The crisis triggered sweeping reforms: the National Tiger Conservation Authority was created in 2006, anti-poaching patrols were rebuilt, and scientific camera-trap monitoring replaced the discredited pugmark counts. Ranthambore's recovery was fast and emphatic — so successful that from 2008 its tigers were airlifted to repopulate Sariska, the tigress Machli's daughters among the founders of that second-chance population.

Ranthambore Today

From that low of around 26, the reserve now supports around 80 tigers — so many that young adults regularly disperse into the Kailadevi buffer and beyond, and some have been moved to seed other Rajasthan reserves. The park's individually named tigers, from Machli to today's generation, carry the story forward; you can trace all of them on our tiger family tree. Ranthambore's transformation from royal hunting ground to conservation icon remains one of wildlife protection's most compelling success stories — and every safari visitor is now part of the economy that sustains it.

Timeline at a Glance

10th century — Chauhan Rajputs build Ranthambore Fort. 1568 — Akbar captures the fort. Late 1700s onward — hunting preserve of the Jaipur Maharajas. 1955 — Sawai Madhopur Wildlife Sanctuary declared. 1973 — one of Project Tiger's nine original reserves. 1980 — national park status. 2005 — poaching crisis; only ~26 tigers counted. 2008 — Ranthambore tigers begin repopulating Sariska. 2013 — fort inscribed by UNESCO. Today — around 80 tigers across a 1,411 sq km reserve.

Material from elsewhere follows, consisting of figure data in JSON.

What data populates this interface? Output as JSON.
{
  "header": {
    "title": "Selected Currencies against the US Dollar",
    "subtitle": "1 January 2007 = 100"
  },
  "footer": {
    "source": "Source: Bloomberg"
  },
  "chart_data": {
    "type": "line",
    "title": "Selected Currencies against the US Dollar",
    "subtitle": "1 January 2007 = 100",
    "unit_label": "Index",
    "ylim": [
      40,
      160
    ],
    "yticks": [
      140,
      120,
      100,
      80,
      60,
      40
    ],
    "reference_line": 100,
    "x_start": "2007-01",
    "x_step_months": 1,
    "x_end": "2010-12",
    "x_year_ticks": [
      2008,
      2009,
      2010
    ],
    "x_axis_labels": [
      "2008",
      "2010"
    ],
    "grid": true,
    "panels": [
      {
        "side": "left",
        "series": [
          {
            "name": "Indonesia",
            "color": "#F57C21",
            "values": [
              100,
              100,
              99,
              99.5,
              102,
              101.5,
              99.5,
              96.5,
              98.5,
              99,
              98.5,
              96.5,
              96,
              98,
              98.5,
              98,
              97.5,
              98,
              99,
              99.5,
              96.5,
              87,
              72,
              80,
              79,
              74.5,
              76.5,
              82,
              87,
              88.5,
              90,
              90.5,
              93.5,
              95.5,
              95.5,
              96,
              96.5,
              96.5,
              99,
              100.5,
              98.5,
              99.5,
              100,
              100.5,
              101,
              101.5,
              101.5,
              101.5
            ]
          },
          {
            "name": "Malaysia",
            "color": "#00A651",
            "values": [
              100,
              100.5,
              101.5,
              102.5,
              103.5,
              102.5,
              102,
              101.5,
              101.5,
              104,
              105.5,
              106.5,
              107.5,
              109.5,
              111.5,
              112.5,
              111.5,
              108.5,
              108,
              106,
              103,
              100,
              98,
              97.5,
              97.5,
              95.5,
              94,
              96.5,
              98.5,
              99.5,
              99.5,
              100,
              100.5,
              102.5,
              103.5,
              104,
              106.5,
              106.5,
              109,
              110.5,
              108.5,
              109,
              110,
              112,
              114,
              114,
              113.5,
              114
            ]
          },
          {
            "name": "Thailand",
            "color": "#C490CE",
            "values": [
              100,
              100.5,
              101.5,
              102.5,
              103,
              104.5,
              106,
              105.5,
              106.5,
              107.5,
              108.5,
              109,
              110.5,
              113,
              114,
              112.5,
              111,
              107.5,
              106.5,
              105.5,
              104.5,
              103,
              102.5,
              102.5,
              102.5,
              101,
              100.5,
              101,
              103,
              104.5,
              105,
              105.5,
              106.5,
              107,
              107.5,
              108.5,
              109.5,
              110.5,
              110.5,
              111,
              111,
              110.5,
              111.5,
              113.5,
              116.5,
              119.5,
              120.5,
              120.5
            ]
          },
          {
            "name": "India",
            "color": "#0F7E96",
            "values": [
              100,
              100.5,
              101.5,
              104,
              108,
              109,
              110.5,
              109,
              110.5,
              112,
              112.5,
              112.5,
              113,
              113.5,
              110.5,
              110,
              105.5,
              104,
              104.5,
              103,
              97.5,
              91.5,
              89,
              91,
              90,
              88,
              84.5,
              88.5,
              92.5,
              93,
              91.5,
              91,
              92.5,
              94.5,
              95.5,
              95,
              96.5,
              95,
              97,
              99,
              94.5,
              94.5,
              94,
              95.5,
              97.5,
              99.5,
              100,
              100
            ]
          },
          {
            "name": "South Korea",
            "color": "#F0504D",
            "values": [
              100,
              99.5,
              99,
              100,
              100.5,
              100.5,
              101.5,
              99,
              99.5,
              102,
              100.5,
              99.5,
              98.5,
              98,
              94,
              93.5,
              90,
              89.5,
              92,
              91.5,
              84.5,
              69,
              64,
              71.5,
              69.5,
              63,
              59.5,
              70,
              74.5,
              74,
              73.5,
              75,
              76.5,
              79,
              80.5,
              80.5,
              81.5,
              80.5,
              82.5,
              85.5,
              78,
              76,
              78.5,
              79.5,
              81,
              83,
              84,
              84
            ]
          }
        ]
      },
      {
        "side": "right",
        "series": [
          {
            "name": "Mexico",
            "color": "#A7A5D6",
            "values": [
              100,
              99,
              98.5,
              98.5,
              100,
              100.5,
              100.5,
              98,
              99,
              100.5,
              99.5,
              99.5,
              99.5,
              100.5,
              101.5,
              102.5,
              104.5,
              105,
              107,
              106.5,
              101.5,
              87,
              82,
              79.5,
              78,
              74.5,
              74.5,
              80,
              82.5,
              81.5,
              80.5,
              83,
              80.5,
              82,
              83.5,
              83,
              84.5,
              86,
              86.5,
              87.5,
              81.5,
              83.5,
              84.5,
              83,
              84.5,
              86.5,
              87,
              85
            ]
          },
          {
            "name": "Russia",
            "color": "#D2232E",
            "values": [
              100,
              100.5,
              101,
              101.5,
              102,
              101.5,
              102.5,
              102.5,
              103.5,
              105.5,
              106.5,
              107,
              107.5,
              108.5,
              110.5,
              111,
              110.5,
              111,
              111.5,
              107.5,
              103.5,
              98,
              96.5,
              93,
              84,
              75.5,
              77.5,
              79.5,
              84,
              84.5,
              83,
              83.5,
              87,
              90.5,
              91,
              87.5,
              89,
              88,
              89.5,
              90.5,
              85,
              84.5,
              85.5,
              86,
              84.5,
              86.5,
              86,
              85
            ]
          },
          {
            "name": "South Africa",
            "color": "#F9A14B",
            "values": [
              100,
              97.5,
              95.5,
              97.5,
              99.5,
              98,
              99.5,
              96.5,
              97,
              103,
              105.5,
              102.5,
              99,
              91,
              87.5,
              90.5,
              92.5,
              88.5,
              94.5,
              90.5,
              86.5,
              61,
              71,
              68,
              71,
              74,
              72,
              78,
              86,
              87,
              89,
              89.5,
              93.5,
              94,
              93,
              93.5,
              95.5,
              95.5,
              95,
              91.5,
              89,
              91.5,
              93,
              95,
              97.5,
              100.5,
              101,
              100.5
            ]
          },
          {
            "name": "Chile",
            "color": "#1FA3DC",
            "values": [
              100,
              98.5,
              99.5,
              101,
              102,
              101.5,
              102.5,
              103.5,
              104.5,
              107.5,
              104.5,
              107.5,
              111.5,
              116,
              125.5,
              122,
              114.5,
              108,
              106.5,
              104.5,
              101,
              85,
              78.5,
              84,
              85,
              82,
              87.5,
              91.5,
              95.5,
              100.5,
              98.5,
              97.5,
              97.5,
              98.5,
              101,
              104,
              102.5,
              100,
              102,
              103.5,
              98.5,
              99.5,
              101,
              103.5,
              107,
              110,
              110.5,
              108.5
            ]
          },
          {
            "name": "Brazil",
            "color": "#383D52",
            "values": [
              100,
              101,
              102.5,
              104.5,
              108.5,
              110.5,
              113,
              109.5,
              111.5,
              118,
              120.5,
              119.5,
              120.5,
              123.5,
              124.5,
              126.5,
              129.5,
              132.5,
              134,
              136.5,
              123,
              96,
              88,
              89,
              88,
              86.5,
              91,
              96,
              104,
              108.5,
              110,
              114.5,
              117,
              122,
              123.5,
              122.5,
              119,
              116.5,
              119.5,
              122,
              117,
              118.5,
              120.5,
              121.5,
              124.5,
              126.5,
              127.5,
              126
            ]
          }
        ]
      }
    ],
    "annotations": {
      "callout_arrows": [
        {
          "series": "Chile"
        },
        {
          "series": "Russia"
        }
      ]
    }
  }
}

Frequently Asked Questions

When did Ranthambore become a national park?

It joined Project Tiger as one of the nine original reserves in 1973 and was upgraded to full national park status in 1980, building on a wildlife sanctuary first declared in 1955.

Who built Ranthambore Fort?

The Chauhan Rajputs, in the 10th century. It later passed through the hands of the Delhi Sultanate and the Mughals — Akbar took it in 1568 — and is now a UNESCO World Heritage Site.

What happened to Ranthambore's tigers in 2005?

A census following the Sariska poaching scandal found only around 26 tigers in Ranthambore — organised poaching had halved the population. Reformed protection and monitoring drove the recovery to today's roughly 80 tigers.